Sur renvoi après cassation, la cour de Paris2 n’a pas suivi la juridiction suprême et a retenu que les représentants de la société Diana Holding devaient être considérés comme "occupants des lieux" au motif qu’une conception « trop restrictive de cette notion pourrait entraver » l’action du gendarme de la bourse dans sa lutte contre « les abus de marché ». C’est ainsi que le dossier a fait l’objet d’un réexamen par la formation de jugement la plus solennelle de la Haute juridiction judiciaire3 qui, sous réserve de satisfaire à la double condition que le juge des libertés a « désigné le lieu comme pouvant faire l’objet d’une visite domiciliaire et de saisies » et que les objets saisis ont un lien avec l’enquête, dit pour droit que « les documents, ordinateurs et téléphones qui se trouvent sur [le] lieu déterminé peuvent être saisis par les enquêteurs de l’Amf », le fait que ces documents, ordinateurs et téléphones appartiennent aux occupants des lieux ou à des personnes de passage n’ayant pas à être pris en considération.

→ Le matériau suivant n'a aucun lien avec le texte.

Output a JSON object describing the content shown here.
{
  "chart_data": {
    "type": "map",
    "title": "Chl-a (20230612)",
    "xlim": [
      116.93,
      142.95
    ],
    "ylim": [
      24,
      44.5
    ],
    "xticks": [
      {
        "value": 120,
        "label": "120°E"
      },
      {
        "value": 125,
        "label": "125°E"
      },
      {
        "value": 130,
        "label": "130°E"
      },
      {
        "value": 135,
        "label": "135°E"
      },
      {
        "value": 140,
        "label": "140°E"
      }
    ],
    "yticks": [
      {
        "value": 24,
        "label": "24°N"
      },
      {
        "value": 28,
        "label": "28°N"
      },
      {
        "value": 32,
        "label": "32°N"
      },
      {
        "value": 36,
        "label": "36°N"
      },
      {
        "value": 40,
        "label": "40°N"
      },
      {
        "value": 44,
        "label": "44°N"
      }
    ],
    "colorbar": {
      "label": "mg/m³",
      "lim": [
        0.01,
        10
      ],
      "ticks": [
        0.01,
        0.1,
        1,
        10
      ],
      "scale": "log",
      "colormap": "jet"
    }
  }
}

Une solution nouvelle qui ne porterait pas une « atteinte excessive », selon les Hauts magistrats, au droit au respect de la vie privée garanti par l’article 8 de la Convention de sauvegarde des droits de l’homme et des libertés fondamentales si et seulement si les visites et saisies ont l’objet d’une autorisation d’un juge qui en assure le contrôle, qu’elles sont strictement nécessaires à la recherche de l’infraction objet de l’enquête, que les occupants des lieux et personnes de passage sont informés de leurs droits et, enfin, que les opérations en question peuvent être contestées devant un premier président de cour d’appel.
Une solution nouvelle qui ne doit sans doute pas satisfaire les deux représentants de la société Diana Holding concernés mais il leur reste un ultime espoir qu’est la Cour européenne des droits de l’homme pour vérifier si l’on peut effectivement fouiller dans les affaires d’une personne se trouvant fortuitement dans un lieu objet d’une visite d’enquêteurs.